Some conservatives don't believe the government should offer any type of guarantee, while others advocate limited, but explicit, backing. About nine in 10 new loans are currently backed by Fannie, Freddie or government agencies.
Policy makers face challenges determining what types of loans or mortgage-backed securities should be guaranteed and how the industry should be charged for government backing. Government officials want the cost of any explicit guarantee fully offset by the mortgage industry to avoid adding to the federal budget deficit.
But Washington must walk a fine line between pricing a guarantee high enough so it accurately reflects risk, while not charging so much that borrowing costs soar.
At a housing-finance conference last week, Treasury Secretary Timothy Geithner cited a "strong case" for a continued federal guarantee but said "the challenge is to make sure that any government guarantee is priced to cover the risk of losses, and structured to minimize taxpayer exposure."
Officials want to avoid a repeat of what happened to Fannie and Freddie, which had to be bailed out and taken over by the government in 2008 after losses destabilized the firms. Mr. Geithner and others have said the firms wrongly guaranteed increasingly risky mortgages without charging enough to cover the risk.
Others warn the government has a poor track record when deciding how to price guarantees. While guarantees provided by the Federal Housing Administration, which insures mortgages, have traditionally turned a profit for the U.S., in recent months that agency has depleted its reserves and risks running out of money.
It's very hard to know what the right fee is," said Alex Pollock, resident fellow at the conservative American Enterprise Institute think-tank, who supports moving to a fully private mortgage market. "The argument will always be from homebuilders, realtors, affordable housing groups, consumer groups and members of Congress that you're charging too much and making it too expensive for borrowers."
The National Association of Realtors, for example, is asking the Treasury to reduce interest payments Fannie and Freddie must currently make to the government, arguing that easing the firms' expenses could produce more flexible lending standards. In a letter to Mr. Geithner this month, the organization said the Treasury should retroactively lower the 10% dividend the firms must pay on the $148 billion in taxpayer aid they have used.
The industry appears prepared to pay some type of premium to get the government's backing. Under proposals floated by two trade groups, the Financial Services Roundtable and the Mortgage Bankers Association, new private-sector entities created to securitize and insure mortgages would pay a fee into a government-insurance fund.

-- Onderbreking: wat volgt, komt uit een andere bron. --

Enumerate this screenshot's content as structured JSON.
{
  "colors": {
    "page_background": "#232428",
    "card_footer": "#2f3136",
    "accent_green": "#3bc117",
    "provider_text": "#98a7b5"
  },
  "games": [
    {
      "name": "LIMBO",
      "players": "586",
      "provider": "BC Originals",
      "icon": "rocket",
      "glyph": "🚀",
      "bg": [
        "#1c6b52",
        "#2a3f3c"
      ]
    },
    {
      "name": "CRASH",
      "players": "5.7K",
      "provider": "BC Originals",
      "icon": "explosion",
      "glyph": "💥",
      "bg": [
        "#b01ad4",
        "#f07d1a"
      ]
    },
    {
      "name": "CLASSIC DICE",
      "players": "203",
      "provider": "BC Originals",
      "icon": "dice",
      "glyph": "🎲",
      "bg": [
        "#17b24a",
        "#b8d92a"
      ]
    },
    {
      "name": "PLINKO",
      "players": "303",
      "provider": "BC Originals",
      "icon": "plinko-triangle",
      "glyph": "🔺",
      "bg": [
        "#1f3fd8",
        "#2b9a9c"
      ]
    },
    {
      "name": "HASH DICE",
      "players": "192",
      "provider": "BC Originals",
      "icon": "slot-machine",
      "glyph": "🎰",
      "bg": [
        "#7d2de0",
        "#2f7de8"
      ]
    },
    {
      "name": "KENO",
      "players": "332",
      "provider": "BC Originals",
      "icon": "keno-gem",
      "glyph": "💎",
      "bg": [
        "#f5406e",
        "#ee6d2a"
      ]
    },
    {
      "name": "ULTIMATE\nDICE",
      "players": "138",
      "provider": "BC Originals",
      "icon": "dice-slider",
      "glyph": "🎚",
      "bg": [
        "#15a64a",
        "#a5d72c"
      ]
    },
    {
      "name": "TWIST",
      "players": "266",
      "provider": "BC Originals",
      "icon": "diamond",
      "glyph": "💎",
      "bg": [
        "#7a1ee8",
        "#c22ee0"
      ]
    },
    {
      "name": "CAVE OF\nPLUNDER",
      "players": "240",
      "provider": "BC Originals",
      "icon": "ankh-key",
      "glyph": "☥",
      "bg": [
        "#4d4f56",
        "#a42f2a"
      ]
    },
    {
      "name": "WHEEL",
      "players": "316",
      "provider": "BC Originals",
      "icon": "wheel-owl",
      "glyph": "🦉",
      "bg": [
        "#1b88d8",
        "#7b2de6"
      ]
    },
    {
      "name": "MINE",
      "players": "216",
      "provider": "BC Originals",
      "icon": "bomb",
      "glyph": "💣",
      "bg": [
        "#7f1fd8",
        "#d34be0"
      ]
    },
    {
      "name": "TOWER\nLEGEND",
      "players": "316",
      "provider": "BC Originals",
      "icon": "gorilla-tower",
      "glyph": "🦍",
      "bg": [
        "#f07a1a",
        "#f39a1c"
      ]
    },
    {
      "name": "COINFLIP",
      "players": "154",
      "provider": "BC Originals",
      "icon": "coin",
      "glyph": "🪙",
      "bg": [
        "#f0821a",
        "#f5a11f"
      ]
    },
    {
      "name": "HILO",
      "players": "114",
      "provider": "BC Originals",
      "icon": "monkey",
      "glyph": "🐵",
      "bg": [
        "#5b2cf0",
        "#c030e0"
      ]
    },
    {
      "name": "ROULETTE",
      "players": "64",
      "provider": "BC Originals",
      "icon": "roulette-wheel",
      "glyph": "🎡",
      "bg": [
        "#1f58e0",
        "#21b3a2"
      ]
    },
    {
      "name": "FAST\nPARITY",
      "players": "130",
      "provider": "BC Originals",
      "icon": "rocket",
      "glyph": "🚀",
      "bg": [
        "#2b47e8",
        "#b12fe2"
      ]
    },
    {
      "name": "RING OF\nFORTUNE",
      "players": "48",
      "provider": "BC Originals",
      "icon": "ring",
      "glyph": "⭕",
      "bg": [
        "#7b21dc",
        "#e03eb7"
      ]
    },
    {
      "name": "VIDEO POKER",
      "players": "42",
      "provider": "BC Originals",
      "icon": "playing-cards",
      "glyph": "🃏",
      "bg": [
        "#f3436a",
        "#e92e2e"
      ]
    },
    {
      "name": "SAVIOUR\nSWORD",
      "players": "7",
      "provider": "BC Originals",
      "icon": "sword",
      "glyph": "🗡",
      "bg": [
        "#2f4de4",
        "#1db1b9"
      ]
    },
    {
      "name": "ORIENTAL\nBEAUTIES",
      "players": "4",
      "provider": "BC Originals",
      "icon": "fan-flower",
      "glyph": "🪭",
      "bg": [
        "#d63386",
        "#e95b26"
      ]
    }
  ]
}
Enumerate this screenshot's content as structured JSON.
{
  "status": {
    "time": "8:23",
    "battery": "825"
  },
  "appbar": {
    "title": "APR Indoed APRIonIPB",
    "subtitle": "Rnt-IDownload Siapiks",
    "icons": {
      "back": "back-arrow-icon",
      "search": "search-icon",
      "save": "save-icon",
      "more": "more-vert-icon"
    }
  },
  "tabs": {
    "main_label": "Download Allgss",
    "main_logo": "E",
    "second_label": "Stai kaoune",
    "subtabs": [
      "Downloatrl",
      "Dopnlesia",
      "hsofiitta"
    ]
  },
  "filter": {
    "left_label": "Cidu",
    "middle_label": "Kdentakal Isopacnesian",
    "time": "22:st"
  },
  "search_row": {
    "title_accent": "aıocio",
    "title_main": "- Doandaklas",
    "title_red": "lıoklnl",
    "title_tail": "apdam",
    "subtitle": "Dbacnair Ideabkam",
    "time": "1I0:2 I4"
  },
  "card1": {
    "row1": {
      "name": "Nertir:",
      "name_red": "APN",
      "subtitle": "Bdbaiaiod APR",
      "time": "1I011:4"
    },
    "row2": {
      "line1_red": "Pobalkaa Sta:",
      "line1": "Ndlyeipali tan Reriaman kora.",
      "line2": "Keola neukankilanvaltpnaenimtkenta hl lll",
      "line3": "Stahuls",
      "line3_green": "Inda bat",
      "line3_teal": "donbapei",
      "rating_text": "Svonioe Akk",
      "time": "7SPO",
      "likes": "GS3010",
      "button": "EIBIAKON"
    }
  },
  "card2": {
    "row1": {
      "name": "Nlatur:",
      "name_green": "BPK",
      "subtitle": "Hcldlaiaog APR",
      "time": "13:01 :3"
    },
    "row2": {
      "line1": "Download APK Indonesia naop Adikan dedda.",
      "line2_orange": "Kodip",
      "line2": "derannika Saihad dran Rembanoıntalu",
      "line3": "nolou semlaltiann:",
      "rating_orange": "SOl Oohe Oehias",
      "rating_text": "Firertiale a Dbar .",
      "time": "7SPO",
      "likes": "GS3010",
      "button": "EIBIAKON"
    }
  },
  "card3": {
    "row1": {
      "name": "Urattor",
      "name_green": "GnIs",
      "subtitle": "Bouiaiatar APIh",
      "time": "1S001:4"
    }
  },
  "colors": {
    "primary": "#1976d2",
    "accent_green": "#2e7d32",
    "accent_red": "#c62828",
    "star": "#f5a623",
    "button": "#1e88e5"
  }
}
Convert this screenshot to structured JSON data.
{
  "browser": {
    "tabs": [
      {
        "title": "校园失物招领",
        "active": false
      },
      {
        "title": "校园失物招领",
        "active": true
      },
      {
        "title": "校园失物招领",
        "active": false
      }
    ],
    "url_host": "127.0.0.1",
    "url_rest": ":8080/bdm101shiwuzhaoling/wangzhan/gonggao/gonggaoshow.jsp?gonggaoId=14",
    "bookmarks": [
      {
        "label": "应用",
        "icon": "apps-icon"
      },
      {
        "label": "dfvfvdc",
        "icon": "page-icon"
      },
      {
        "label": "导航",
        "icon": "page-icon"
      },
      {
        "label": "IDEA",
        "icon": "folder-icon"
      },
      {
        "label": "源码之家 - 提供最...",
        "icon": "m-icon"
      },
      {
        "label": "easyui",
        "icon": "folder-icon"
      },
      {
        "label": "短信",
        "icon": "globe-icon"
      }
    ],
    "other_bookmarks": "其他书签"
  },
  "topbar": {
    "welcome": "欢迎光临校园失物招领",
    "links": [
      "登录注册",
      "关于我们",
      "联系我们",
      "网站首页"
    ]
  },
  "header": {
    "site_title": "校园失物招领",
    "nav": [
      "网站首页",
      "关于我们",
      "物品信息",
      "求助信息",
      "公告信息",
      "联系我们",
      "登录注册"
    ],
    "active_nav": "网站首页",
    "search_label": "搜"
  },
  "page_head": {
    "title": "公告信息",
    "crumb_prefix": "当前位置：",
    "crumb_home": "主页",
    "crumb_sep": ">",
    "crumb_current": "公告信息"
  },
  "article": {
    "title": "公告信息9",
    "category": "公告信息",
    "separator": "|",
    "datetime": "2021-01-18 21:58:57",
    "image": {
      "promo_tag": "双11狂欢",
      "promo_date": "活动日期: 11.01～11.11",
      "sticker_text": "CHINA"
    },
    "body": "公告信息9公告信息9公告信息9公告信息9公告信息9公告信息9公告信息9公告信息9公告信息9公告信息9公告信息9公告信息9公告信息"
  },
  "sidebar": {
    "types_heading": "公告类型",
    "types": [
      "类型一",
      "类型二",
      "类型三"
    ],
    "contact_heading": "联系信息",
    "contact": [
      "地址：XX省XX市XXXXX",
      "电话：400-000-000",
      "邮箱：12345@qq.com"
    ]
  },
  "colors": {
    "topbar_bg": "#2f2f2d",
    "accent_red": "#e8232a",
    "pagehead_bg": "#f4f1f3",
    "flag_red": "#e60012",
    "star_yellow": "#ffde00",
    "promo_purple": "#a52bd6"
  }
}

Researchers at the New York Federal Reserve Bank, writing on their own behalf, have proposed creating lender-owned cooperatives that would replace Fannie and Freddie. Private lenders would pay into a "mutualized loss pool" to provide guarantees for mortgage-backed securities, and members would also pay a reinsurance fee to the government for a separate fund to backstop additional losses.
Some investors and academics say a government backstop is needed if the U.S. wants to facilitate securitization markets, where investors buy bonds backed by pools of mortgages. While mortgages were once funded primarily through the banking system, securitization fueled the growth of the nation's $10 trillion mortgage market over the past 30 years, dwarfing the capacity of the nation's banking system to fund loans.
"To suggest the private market can come back in and take the place [of the government] is simply impractical. It won't work," said Pacific Investment Management's Bill Gross at last week's summit.